A night with the Doors Experience

Jeder Augenblick ist einzigartig in unserem Leben. Kein Augenblick wird genauso wie wir ihn erleben und empfinden, ein zweites Mal geschehen. Deshalb versuchen wir, diese wirklich guten Momente im Leben, möglichst lange festzuhalten; sie in unseren Köpfen und Herzen zu behalten, damit wir uns immer wieder daran erinnern können, wenn wir es wollen. Wir holen diese Augenblicke dann aus der Tiefe unserer Seele hervor wie ein schönes Foto, das man sich immer wieder gerne ansieht und zähren noch lange von ihnen ……

Zu solch einem besonderen Augenblick, zählt auch der Abend des 13. September 2003, als die Doors Experience aus Österreich, zum ersten Mal in Deutschland auftreten.

Der Schwimmbad-Musik-Club in Heidelberg, in dem die Tribute-Band, wie sie sich selbst bezeichnen, spielen, ist noch nahezu leer, als ich gegen 21h dort eintreffe.

Live habe ich die Band in Österreich vor knapp zwei Jahren das letzte Mal zu Ohr bekommen und bin demnach ein wenig nervös, wie sich unser Wiedersehen gestalten würde, wenn wir uns wahrlich und leibhaftig in wenigen Minuten gegenüber stehen. Noch immer kann ich es kaum glauben, dass dieser von allen Seiten lang herbeigesehnte Deutschland-Auftritt wirklich stattfinden wird.

Es kommt mir irgendwie surreal vor. Gleichzeitig freue ich mich wahnsinnig darauf.
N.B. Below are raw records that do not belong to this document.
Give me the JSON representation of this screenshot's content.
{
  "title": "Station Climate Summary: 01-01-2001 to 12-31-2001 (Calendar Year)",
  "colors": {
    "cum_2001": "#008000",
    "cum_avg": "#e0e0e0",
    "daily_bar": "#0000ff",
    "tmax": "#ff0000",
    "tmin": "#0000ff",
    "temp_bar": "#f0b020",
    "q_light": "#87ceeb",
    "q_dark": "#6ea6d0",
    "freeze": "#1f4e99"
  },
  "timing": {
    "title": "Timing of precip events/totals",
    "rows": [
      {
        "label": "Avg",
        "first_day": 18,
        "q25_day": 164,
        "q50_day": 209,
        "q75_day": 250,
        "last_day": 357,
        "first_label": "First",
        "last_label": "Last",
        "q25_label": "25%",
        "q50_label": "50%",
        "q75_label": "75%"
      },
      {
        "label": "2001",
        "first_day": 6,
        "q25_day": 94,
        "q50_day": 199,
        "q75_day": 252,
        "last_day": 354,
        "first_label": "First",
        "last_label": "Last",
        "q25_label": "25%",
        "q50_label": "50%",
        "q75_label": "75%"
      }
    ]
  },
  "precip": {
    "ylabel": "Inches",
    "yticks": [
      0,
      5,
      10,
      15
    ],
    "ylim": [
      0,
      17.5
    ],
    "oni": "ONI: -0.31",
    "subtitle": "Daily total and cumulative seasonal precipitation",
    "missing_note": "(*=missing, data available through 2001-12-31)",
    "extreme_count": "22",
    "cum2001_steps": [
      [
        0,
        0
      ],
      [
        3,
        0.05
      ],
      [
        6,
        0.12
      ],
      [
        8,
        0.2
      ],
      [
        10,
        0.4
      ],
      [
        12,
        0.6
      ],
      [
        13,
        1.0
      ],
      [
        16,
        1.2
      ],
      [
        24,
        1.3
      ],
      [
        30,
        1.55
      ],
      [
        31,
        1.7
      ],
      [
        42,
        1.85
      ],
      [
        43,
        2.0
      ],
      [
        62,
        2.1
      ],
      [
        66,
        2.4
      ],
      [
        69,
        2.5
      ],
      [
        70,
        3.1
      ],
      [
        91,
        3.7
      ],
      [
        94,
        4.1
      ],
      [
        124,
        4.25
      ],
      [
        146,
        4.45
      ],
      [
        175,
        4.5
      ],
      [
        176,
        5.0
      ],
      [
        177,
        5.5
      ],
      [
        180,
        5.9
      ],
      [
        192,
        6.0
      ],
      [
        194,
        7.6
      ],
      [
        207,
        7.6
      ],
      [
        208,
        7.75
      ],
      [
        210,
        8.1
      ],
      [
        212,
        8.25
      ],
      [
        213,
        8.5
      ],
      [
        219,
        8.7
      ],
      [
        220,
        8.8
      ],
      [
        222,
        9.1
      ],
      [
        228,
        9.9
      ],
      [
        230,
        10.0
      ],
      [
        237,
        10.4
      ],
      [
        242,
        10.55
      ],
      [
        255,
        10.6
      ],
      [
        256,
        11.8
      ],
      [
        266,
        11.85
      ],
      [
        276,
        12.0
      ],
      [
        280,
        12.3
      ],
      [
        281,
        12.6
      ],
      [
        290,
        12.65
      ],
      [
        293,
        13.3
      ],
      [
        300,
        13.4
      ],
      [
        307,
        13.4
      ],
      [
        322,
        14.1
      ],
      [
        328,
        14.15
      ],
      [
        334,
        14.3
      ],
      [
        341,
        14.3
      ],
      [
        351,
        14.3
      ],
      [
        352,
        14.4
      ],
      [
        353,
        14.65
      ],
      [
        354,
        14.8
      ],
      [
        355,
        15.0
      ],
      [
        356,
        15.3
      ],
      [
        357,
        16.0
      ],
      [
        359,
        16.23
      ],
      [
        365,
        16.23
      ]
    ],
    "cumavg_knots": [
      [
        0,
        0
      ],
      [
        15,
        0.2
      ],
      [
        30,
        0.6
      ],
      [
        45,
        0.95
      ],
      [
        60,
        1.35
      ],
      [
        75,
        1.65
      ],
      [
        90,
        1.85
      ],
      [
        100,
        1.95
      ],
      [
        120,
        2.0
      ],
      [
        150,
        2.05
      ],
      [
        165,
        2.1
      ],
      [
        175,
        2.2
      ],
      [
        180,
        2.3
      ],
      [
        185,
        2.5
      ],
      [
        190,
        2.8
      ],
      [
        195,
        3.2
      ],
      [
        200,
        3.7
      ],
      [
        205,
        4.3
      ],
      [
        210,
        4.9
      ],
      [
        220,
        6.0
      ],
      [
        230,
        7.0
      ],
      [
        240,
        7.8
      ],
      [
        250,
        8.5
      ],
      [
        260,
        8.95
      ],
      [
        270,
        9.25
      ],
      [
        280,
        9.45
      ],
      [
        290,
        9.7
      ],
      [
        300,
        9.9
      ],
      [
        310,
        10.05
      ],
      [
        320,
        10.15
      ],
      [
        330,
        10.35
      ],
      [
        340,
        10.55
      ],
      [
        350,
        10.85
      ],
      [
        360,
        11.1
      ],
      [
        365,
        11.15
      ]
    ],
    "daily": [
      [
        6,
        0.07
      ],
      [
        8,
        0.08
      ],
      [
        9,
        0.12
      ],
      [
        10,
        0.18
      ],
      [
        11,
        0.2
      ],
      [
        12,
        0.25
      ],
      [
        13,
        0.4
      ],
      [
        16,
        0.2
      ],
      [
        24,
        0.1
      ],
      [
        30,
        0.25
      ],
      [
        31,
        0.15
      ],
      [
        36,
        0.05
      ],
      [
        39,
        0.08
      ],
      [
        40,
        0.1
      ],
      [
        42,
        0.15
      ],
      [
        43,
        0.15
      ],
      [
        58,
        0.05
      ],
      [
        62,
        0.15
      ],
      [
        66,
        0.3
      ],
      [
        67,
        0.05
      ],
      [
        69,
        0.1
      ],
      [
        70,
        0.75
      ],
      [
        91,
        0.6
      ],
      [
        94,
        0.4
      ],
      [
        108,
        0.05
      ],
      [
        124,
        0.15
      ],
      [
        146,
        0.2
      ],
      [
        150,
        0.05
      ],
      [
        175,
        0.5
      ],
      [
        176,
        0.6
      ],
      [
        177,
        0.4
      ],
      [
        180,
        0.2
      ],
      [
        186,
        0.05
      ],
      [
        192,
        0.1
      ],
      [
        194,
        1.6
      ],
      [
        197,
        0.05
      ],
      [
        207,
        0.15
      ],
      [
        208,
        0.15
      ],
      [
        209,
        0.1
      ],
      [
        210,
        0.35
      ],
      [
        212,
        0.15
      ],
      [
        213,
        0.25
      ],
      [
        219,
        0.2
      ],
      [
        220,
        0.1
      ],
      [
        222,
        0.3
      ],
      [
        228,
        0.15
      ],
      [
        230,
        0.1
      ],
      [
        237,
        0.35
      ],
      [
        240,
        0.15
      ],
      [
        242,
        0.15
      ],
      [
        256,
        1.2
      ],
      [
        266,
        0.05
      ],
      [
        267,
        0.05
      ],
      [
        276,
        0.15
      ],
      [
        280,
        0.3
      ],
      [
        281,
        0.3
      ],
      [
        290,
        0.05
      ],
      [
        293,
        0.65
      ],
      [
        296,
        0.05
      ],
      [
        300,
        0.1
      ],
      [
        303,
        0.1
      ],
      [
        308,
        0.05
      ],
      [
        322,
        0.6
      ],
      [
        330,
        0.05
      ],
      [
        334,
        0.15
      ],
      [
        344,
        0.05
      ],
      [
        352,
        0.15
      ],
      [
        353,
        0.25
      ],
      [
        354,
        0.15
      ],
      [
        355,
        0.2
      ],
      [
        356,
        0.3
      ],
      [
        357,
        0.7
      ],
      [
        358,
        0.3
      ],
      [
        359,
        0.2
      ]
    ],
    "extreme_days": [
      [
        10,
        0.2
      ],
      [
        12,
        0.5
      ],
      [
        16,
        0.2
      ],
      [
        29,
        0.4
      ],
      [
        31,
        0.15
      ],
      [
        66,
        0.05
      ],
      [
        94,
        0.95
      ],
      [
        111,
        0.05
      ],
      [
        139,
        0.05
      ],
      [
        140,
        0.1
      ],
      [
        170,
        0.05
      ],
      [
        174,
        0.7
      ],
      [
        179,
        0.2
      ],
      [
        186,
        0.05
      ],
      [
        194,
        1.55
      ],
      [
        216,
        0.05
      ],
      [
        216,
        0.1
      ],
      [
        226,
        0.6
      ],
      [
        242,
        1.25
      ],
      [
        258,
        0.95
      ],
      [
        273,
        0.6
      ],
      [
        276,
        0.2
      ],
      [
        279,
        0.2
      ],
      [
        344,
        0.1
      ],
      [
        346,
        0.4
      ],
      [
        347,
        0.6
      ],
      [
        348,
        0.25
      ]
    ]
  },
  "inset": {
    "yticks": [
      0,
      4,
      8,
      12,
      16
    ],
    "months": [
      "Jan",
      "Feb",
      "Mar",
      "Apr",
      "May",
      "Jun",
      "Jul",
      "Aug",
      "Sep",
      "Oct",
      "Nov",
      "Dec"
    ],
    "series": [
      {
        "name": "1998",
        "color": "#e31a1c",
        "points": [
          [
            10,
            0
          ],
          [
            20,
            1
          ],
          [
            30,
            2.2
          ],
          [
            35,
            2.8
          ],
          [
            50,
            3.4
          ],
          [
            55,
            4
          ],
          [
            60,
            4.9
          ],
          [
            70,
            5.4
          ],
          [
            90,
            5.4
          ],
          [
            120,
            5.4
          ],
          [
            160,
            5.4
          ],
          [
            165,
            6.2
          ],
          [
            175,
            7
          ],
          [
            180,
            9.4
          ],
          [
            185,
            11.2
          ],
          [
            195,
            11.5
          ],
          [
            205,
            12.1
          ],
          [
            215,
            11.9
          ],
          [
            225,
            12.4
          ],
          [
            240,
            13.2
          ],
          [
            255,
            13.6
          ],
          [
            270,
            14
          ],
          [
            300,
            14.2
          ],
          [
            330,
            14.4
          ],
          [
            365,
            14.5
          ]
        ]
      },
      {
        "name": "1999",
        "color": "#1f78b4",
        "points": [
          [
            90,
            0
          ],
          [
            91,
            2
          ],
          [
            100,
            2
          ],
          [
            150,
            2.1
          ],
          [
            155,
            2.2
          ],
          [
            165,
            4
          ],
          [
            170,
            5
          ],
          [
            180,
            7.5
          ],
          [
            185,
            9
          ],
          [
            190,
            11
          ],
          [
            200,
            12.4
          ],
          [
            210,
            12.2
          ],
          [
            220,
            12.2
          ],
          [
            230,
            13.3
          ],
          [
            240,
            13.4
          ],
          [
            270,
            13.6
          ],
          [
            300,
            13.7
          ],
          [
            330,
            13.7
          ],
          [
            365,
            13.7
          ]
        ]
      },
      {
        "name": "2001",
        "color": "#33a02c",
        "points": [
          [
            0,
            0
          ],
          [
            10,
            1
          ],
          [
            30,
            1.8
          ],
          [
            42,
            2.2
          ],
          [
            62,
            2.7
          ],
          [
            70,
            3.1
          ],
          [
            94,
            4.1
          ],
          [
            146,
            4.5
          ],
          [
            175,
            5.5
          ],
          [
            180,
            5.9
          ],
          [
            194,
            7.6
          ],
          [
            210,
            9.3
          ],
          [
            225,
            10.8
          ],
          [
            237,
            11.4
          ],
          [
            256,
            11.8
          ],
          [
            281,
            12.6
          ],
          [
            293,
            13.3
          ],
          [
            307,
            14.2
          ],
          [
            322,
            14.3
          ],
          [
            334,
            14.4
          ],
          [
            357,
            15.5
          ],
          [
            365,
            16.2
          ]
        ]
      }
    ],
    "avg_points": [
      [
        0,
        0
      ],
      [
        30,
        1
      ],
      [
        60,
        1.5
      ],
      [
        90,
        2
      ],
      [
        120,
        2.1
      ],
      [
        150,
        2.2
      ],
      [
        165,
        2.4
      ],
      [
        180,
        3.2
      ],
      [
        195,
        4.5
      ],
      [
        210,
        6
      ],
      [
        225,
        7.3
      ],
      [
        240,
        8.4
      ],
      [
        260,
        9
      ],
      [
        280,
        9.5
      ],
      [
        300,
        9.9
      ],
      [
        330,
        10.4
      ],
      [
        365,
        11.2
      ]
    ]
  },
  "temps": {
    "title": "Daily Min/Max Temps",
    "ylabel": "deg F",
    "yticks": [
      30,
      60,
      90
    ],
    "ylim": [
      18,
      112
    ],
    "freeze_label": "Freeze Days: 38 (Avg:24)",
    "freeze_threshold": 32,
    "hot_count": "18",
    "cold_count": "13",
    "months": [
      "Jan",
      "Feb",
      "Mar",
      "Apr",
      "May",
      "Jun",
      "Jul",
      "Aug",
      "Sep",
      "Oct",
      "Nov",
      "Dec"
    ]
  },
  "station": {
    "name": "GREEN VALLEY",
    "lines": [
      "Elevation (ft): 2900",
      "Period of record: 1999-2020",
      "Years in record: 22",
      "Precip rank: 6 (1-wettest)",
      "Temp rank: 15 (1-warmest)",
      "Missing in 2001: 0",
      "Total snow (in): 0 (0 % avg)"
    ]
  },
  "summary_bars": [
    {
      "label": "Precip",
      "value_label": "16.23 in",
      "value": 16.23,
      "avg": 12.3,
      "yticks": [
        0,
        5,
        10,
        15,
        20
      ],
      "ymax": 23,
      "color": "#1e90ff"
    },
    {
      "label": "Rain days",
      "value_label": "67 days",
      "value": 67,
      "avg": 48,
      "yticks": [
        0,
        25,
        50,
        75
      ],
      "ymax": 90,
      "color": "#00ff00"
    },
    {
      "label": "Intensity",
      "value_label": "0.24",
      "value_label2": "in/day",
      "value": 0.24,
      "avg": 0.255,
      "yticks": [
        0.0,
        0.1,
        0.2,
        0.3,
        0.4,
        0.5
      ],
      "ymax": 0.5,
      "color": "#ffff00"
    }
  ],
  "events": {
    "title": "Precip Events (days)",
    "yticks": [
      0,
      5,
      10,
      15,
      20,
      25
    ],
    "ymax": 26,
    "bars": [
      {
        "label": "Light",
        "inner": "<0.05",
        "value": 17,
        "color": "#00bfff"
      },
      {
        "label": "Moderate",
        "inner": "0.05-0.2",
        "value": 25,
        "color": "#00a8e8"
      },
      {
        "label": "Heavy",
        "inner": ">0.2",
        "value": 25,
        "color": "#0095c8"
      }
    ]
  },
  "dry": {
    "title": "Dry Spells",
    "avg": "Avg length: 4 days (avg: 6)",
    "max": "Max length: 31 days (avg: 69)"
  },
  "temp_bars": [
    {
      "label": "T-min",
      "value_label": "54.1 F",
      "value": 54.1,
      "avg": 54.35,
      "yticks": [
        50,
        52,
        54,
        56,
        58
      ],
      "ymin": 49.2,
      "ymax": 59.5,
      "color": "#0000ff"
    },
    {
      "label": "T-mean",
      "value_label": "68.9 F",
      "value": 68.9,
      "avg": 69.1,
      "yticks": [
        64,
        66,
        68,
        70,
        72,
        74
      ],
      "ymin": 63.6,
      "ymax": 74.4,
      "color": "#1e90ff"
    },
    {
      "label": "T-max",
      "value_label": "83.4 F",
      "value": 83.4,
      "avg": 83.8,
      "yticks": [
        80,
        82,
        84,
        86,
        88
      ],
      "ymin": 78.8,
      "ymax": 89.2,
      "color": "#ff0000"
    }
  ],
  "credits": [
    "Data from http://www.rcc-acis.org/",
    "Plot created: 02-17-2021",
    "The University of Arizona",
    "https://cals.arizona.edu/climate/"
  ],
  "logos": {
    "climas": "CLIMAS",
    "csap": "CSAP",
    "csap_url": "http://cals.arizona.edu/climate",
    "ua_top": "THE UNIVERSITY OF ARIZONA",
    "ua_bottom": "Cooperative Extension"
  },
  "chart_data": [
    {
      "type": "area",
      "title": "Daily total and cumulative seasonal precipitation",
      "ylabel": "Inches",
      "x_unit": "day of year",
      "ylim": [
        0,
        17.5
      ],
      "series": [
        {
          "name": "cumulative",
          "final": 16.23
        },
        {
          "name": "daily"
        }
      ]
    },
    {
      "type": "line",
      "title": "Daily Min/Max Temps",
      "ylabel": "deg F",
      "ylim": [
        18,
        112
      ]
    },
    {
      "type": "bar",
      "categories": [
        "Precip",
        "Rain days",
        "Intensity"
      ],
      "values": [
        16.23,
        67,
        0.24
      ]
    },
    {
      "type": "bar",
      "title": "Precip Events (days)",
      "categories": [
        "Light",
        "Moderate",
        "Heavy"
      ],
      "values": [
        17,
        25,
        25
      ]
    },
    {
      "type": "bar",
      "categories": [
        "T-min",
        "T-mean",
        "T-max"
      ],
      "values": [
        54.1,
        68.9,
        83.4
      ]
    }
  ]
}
Vor allem aber freue ich mich auf Jason Boiler, den Leadsänger dieser Doors-Tribute-Band, zu dem ich ein besonders tiefes freundschaftliches Verhältnis hege. Nervös bin ich zudem auch deshalb, weil ich diejenige war, welche die Band dem Schwimmbad-Musik-Club durch besondere Fürsprache ans Herz gelegt und empfohlen hat. Meine Nervosität hinsichtlich dessen erweist sich allerdings im Laufe des Abends als überflüssig, zudem werde ich bereits an der Kasse von einigen Mitarbeitern des Club-Teams äußerst freundlich empfangen und auch sofort auf meine netten e-Mails angesprochen, die ich im Vorfeld aus organisatorischen Gründen an die Club-Leitung verfasst habe. Später würde ich auch noch ein nettes Gespräch mit Herrn Niedermair, einem der Geschäftsführer des Clubs haben. Der freundliche Empfang tut mir gut und ich sehe ihn als den passenden Auftakt für diesen Abend.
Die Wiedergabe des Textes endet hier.